The departure of Vince Hogg as the Zimbabwe Cricket Union's chief executive is another blow to its attempts to maintain a veneer of credibility - but in fact the only surprise is that he hung around so long



Vince Hogg: departure of another decent man © Getty Images
The departure of Vince Hogg as the Zimbabwe Cricket Union's managing director is another blow to its attempts to maintain a veneer of credibility - but in fact the only surprise is that he hung around so long.
The genial Hogg, who represented Zimbabwe as a fast bowler in the 1983 World Cup, has been a marginalised figure for some time, although when he quit a successful business career early in 2002 to take over the role, he was full of high hopes.
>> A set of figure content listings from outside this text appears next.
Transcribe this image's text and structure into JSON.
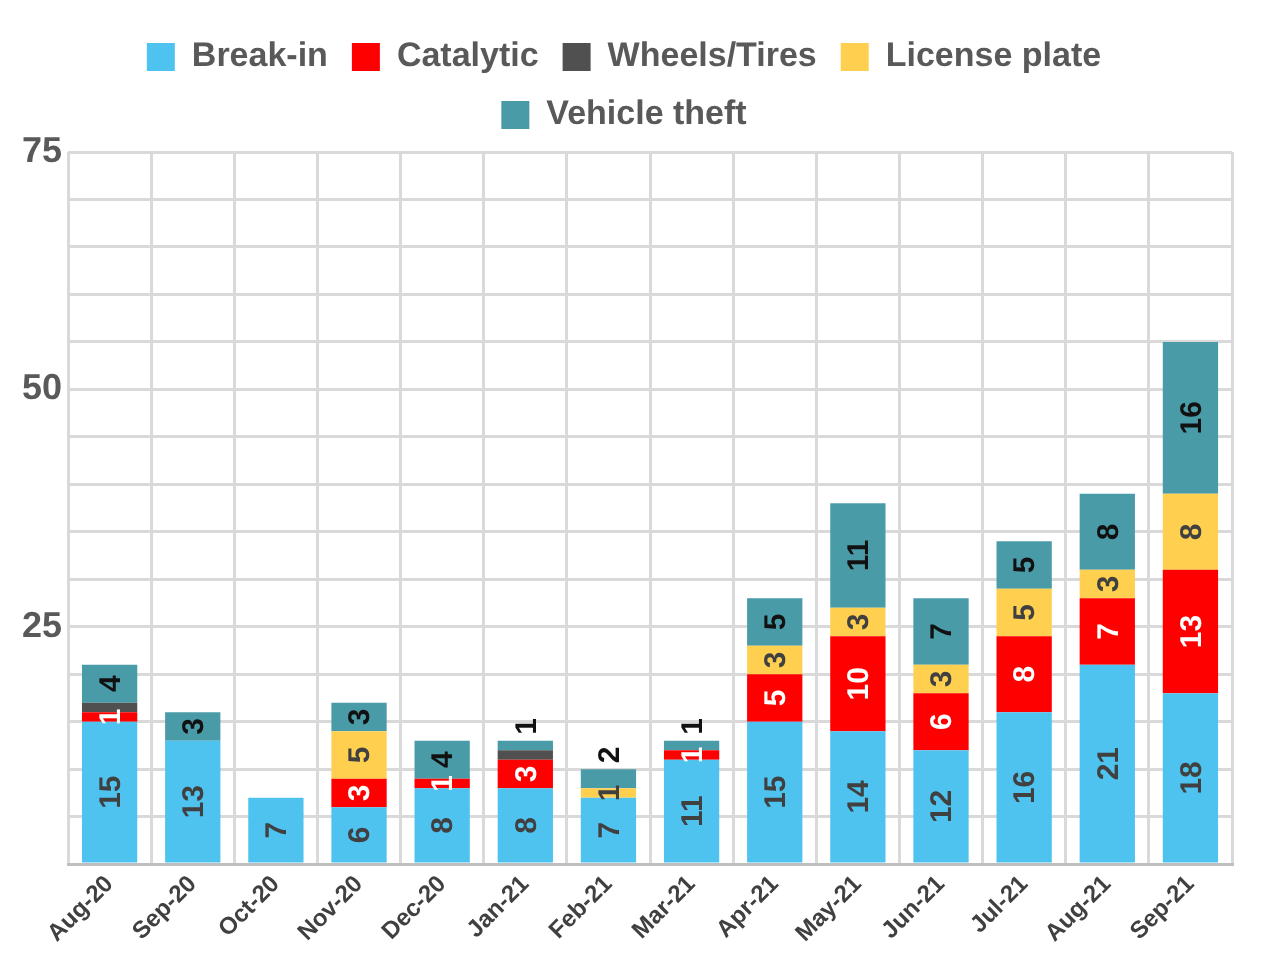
{
  "chart_data": {
    "type": "bar",
    "stacked": true,
    "legend": "top",
    "grid": true,
    "categories": [
      "Aug-20",
      "Sep-20",
      "Oct-20",
      "Nov-20",
      "Dec-20",
      "Jan-21",
      "Feb-21",
      "Mar-21",
      "Apr-21",
      "May-21",
      "Jun-21",
      "Jul-21",
      "Aug-21",
      "Sep-21"
    ],
    "ylim": [
      0,
      75
    ],
    "yticks": [
      {
        "value": 0,
        "label": null
      },
      {
        "value": 5,
        "label": null
      },
      {
        "value": 10,
        "label": null
      },
      {
        "value": 15,
        "label": null
      },
      {
        "value": 20,
        "label": null
      },
      25,
      {
        "value": 30,
        "label": null
      },
      {
        "value": 35,
        "label": null
      },
      {
        "value": 40,
        "label": null
      },
      {
        "value": 45,
        "label": null
      },
      50,
      {
        "value": 55,
        "label": null
      },
      {
        "value": 60,
        "label": null
      },
      {
        "value": 65,
        "label": null
      },
      {
        "value": 70,
        "label": null
      },
      75
    ],
    "series": [
      {
        "name": "Break-in",
        "color": "#4fc3f0",
        "values": [
          15,
          13,
          7,
          6,
          8,
          8,
          7,
          11,
          15,
          14,
          12,
          16,
          21,
          18
        ],
        "value_labels": [
          "15",
          "13",
          "7",
          "6",
          "8",
          "8",
          "7",
          "11",
          "15",
          "14",
          "12",
          "16",
          "21",
          "18"
        ]
      },
      {
        "name": "Catalytic",
        "color": "#ff0000",
        "values": [
          1,
          null,
          null,
          3,
          1,
          3,
          null,
          1,
          5,
          10,
          6,
          8,
          7,
          13
        ],
        "value_labels": [
          "1",
          null,
          null,
          "3",
          "1",
          "3",
          null,
          "1",
          "5",
          "10",
          "6",
          "8",
          "7",
          "13"
        ]
      },
      {
        "name": "Wheels/Tires",
        "color": "#505050",
        "values": [
          1,
          null,
          null,
          null,
          null,
          1,
          null,
          null,
          null,
          null,
          null,
          null,
          null,
          null
        ],
        "value_labels": [
          null,
          null,
          null,
          null,
          null,
          null,
          null,
          null,
          null,
          null,
          null,
          null,
          null,
          null
        ]
      },
      {
        "name": "License plate",
        "color": "#ffd050",
        "values": [
          null,
          null,
          null,
          5,
          null,
          null,
          1,
          null,
          3,
          3,
          3,
          5,
          3,
          8
        ],
        "value_labels": [
          null,
          null,
          null,
          "5",
          null,
          null,
          "1",
          null,
          "3",
          "3",
          "3",
          "5",
          "3",
          "8"
        ]
      },
      {
        "name": "Vehicle theft",
        "color": "#4a9ba8",
        "values": [
          4,
          3,
          null,
          3,
          4,
          1,
          2,
          1,
          5,
          11,
          7,
          5,
          8,
          16
        ],
        "value_labels": [
          "4",
          "3",
          null,
          "3",
          "4",
          "1",
          "2",
          "1",
          "5",
          "11",
          "7",
          "5",
          "8",
          "16"
        ]
      }
    ]
  }
}
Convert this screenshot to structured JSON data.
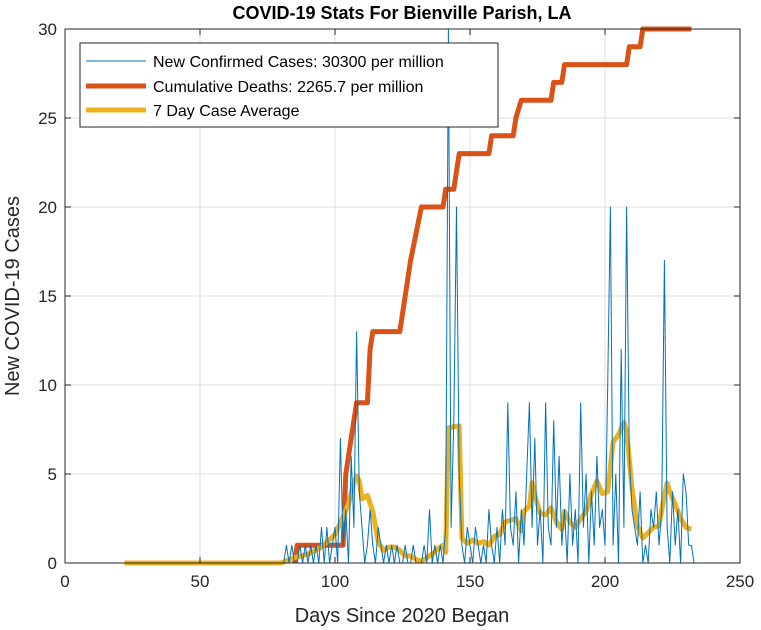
{
  "chart_data": {
    "type": "line",
    "title": "COVID-19 Stats For Bienville Parish, LA",
    "xlabel": "Days Since 2020 Began",
    "ylabel": "New COVID-19 Cases",
    "xlim": [
      0,
      250
    ],
    "ylim": [
      0,
      30
    ],
    "xticks": [
      0,
      50,
      100,
      150,
      200,
      250
    ],
    "yticks": [
      0,
      5,
      10,
      15,
      20,
      25,
      30
    ],
    "grid": true,
    "legend_placement": "top-left",
    "series": [
      {
        "name": "New Confirmed Cases: 30300 per million",
        "color": "#0072BD",
        "style": "thin-line",
        "points": [
          [
            22,
            0
          ],
          [
            80,
            0
          ],
          [
            81,
            0
          ],
          [
            82,
            1
          ],
          [
            83,
            0
          ],
          [
            84,
            1
          ],
          [
            85,
            0
          ],
          [
            86,
            0
          ],
          [
            87,
            1
          ],
          [
            88,
            0
          ],
          [
            89,
            1
          ],
          [
            90,
            0
          ],
          [
            91,
            1
          ],
          [
            92,
            0
          ],
          [
            93,
            1
          ],
          [
            94,
            0
          ],
          [
            95,
            2
          ],
          [
            96,
            0
          ],
          [
            97,
            2
          ],
          [
            98,
            0
          ],
          [
            99,
            1
          ],
          [
            100,
            2
          ],
          [
            101,
            0
          ],
          [
            102,
            7
          ],
          [
            103,
            1
          ],
          [
            104,
            3
          ],
          [
            105,
            0
          ],
          [
            106,
            6
          ],
          [
            107,
            2
          ],
          [
            108,
            13
          ],
          [
            109,
            4
          ],
          [
            110,
            2
          ],
          [
            111,
            0
          ],
          [
            112,
            1
          ],
          [
            113,
            3
          ],
          [
            114,
            1
          ],
          [
            115,
            0
          ],
          [
            116,
            2
          ],
          [
            117,
            1
          ],
          [
            118,
            0
          ],
          [
            119,
            1
          ],
          [
            120,
            0
          ],
          [
            121,
            1
          ],
          [
            122,
            0
          ],
          [
            123,
            1
          ],
          [
            124,
            0
          ],
          [
            125,
            0
          ],
          [
            126,
            1
          ],
          [
            127,
            0
          ],
          [
            128,
            0
          ],
          [
            129,
            1
          ],
          [
            130,
            0
          ],
          [
            131,
            0
          ],
          [
            132,
            0
          ],
          [
            133,
            1
          ],
          [
            134,
            0
          ],
          [
            135,
            3
          ],
          [
            136,
            0
          ],
          [
            137,
            1
          ],
          [
            138,
            0
          ],
          [
            139,
            1
          ],
          [
            140,
            0
          ],
          [
            141,
            2
          ],
          [
            142,
            30
          ],
          [
            143,
            2
          ],
          [
            144,
            8
          ],
          [
            145,
            20
          ],
          [
            146,
            5
          ],
          [
            147,
            1
          ],
          [
            148,
            0
          ],
          [
            149,
            2
          ],
          [
            150,
            1
          ],
          [
            151,
            0
          ],
          [
            152,
            2
          ],
          [
            153,
            1
          ],
          [
            154,
            0
          ],
          [
            155,
            1
          ],
          [
            156,
            0
          ],
          [
            157,
            3
          ],
          [
            158,
            1
          ],
          [
            159,
            0
          ],
          [
            160,
            2
          ],
          [
            161,
            0
          ],
          [
            162,
            3
          ],
          [
            163,
            1
          ],
          [
            164,
            9
          ],
          [
            165,
            2
          ],
          [
            166,
            1
          ],
          [
            167,
            4
          ],
          [
            168,
            0
          ],
          [
            169,
            3
          ],
          [
            170,
            1
          ],
          [
            171,
            5
          ],
          [
            172,
            9
          ],
          [
            173,
            2
          ],
          [
            174,
            7
          ],
          [
            175,
            1
          ],
          [
            176,
            3
          ],
          [
            177,
            0
          ],
          [
            178,
            9
          ],
          [
            179,
            2
          ],
          [
            180,
            1
          ],
          [
            181,
            8
          ],
          [
            182,
            2
          ],
          [
            183,
            6
          ],
          [
            184,
            1
          ],
          [
            185,
            3
          ],
          [
            186,
            0
          ],
          [
            187,
            5
          ],
          [
            188,
            1
          ],
          [
            189,
            3
          ],
          [
            190,
            0
          ],
          [
            191,
            9
          ],
          [
            192,
            2
          ],
          [
            193,
            5
          ],
          [
            194,
            0
          ],
          [
            195,
            4
          ],
          [
            196,
            1
          ],
          [
            197,
            6
          ],
          [
            198,
            2
          ],
          [
            199,
            3
          ],
          [
            200,
            1
          ],
          [
            201,
            10
          ],
          [
            202,
            20
          ],
          [
            203,
            1
          ],
          [
            204,
            5
          ],
          [
            205,
            0
          ],
          [
            206,
            12
          ],
          [
            207,
            2
          ],
          [
            208,
            20
          ],
          [
            209,
            6
          ],
          [
            210,
            3
          ],
          [
            211,
            2
          ],
          [
            212,
            1
          ],
          [
            213,
            4
          ],
          [
            214,
            0
          ],
          [
            215,
            1
          ],
          [
            216,
            0
          ],
          [
            217,
            3
          ],
          [
            218,
            2
          ],
          [
            219,
            4
          ],
          [
            220,
            1
          ],
          [
            221,
            3
          ],
          [
            222,
            17
          ],
          [
            223,
            2
          ],
          [
            224,
            0
          ],
          [
            225,
            4
          ],
          [
            226,
            1
          ],
          [
            227,
            3
          ],
          [
            228,
            0
          ],
          [
            229,
            5
          ],
          [
            230,
            4
          ],
          [
            231,
            1
          ],
          [
            232,
            1
          ],
          [
            233,
            0
          ]
        ]
      },
      {
        "name": "Cumulative Deaths: 2265.7 per million",
        "color": "#D95319",
        "style": "thick-line",
        "points": [
          [
            85,
            0
          ],
          [
            86,
            1
          ],
          [
            103,
            1
          ],
          [
            104,
            5
          ],
          [
            105,
            6
          ],
          [
            107,
            8
          ],
          [
            108,
            9
          ],
          [
            112,
            9
          ],
          [
            113,
            12
          ],
          [
            114,
            13
          ],
          [
            124,
            13
          ],
          [
            125,
            14
          ],
          [
            128,
            17
          ],
          [
            132,
            20
          ],
          [
            140,
            20
          ],
          [
            141,
            21
          ],
          [
            144,
            21
          ],
          [
            145,
            22
          ],
          [
            146,
            23
          ],
          [
            157,
            23
          ],
          [
            158,
            24
          ],
          [
            166,
            24
          ],
          [
            167,
            25
          ],
          [
            169,
            26
          ],
          [
            180,
            26
          ],
          [
            181,
            27
          ],
          [
            184,
            27
          ],
          [
            185,
            28
          ],
          [
            208,
            28
          ],
          [
            209,
            29
          ],
          [
            213,
            29
          ],
          [
            214,
            30
          ],
          [
            232,
            30
          ]
        ]
      },
      {
        "name": "7 Day Case Average",
        "color": "#EDB120",
        "style": "thick-line",
        "points": [
          [
            22,
            0
          ],
          [
            80,
            0
          ],
          [
            85,
            0.3
          ],
          [
            90,
            0.5
          ],
          [
            95,
            0.9
          ],
          [
            100,
            1.6
          ],
          [
            103,
            2.6
          ],
          [
            105,
            3.3
          ],
          [
            107,
            4.5
          ],
          [
            108,
            4.9
          ],
          [
            109,
            4.6
          ],
          [
            110,
            3.6
          ],
          [
            112,
            3.8
          ],
          [
            114,
            2.9
          ],
          [
            116,
            1.2
          ],
          [
            118,
            0.7
          ],
          [
            120,
            0.9
          ],
          [
            122,
            0.9
          ],
          [
            124,
            0.7
          ],
          [
            126,
            0.4
          ],
          [
            128,
            0.4
          ],
          [
            130,
            0.2
          ],
          [
            132,
            0.1
          ],
          [
            134,
            0.3
          ],
          [
            136,
            0.5
          ],
          [
            138,
            0.8
          ],
          [
            140,
            1.0
          ],
          [
            141,
            0.6
          ],
          [
            142,
            7.6
          ],
          [
            146,
            7.7
          ],
          [
            147,
            1.4
          ],
          [
            149,
            1.1
          ],
          [
            151,
            1.3
          ],
          [
            153,
            1.1
          ],
          [
            155,
            1.2
          ],
          [
            157,
            1.0
          ],
          [
            159,
            1.5
          ],
          [
            161,
            1.6
          ],
          [
            163,
            2.3
          ],
          [
            165,
            2.4
          ],
          [
            167,
            2.5
          ],
          [
            169,
            1.8
          ],
          [
            170,
            2.9
          ],
          [
            172,
            3.2
          ],
          [
            173,
            4.5
          ],
          [
            174,
            3.8
          ],
          [
            176,
            2.8
          ],
          [
            178,
            2.7
          ],
          [
            180,
            3.1
          ],
          [
            182,
            2.3
          ],
          [
            184,
            1.9
          ],
          [
            185,
            2.9
          ],
          [
            187,
            2.3
          ],
          [
            189,
            2.0
          ],
          [
            191,
            2.5
          ],
          [
            193,
            2.9
          ],
          [
            195,
            3.9
          ],
          [
            197,
            4.6
          ],
          [
            199,
            3.9
          ],
          [
            201,
            4.0
          ],
          [
            203,
            6.8
          ],
          [
            205,
            7.2
          ],
          [
            207,
            7.9
          ],
          [
            208,
            7.4
          ],
          [
            210,
            4.2
          ],
          [
            212,
            2.1
          ],
          [
            214,
            1.4
          ],
          [
            216,
            1.7
          ],
          [
            218,
            2.0
          ],
          [
            220,
            2.1
          ],
          [
            222,
            3.8
          ],
          [
            223,
            4.5
          ],
          [
            224,
            4.0
          ],
          [
            226,
            3.3
          ],
          [
            228,
            2.5
          ],
          [
            230,
            2.0
          ],
          [
            232,
            1.9
          ]
        ]
      }
    ]
  }
}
His original remit was to oversee the development and smooth running of the game in Zimbabwe. He had a large staff and a multi-million-dollar budget. But as the government's influence grew and the board became increasingly politicised, Hogg's power waned and his position grew marginalised - he was recently described by one observer as "little more than a pen-pusher".
By the time the Heath Streak crisis broke, Hogg was a peripheral figure, reduced to presenting a public - and white - face to the media as well as trying to broker deals with the rebels. It was evident that his task was nigh-on impossible when his conciliatory offer to extend a deadline to the players early on in the dispute was brusquely overturned by Ozais Bvute, nominally his junior in the ZCU but, as a political appointment, one of the board's real controllers.
Even as he resigned, Hogg maintained that the board was not politically motivated and that the rebel players were wrong to do what they did. His reason for stepping down, he explained, was that the last few months had been "really strenuous" and that he was no longer enjoying the job. Throughout this dispute Hogg has limited himself to the occasional public comment, and steered clear of becoming embroiled in the media war of words. It remains to be seen whether he speaks out once he is formally relieved of his responsibilities.
Hogg will officially end his tenure at the ZCU's annual meeting on August 8, but in the meantime his involvement will be almost negligible, and he will not travel to Lord's for the ICC's executive board meeting later this month. It will therefore be the ever-smiling Peter Chingoka who will try to persuade the international delegates that all is well within the ZCU.
But Hogg's departure leaves the ZCU with one fewer face to parade before a sceptical world as evidence that things are all fine and dandy. Given the ZCU's current leanings, the top job really ought to go to one of the Board's hard-liners - Bvute himself or Max Ebrahim, perhaps. But they seem to prefer to orchestrate from above, so the search for a pliable and respectable puppet starts now.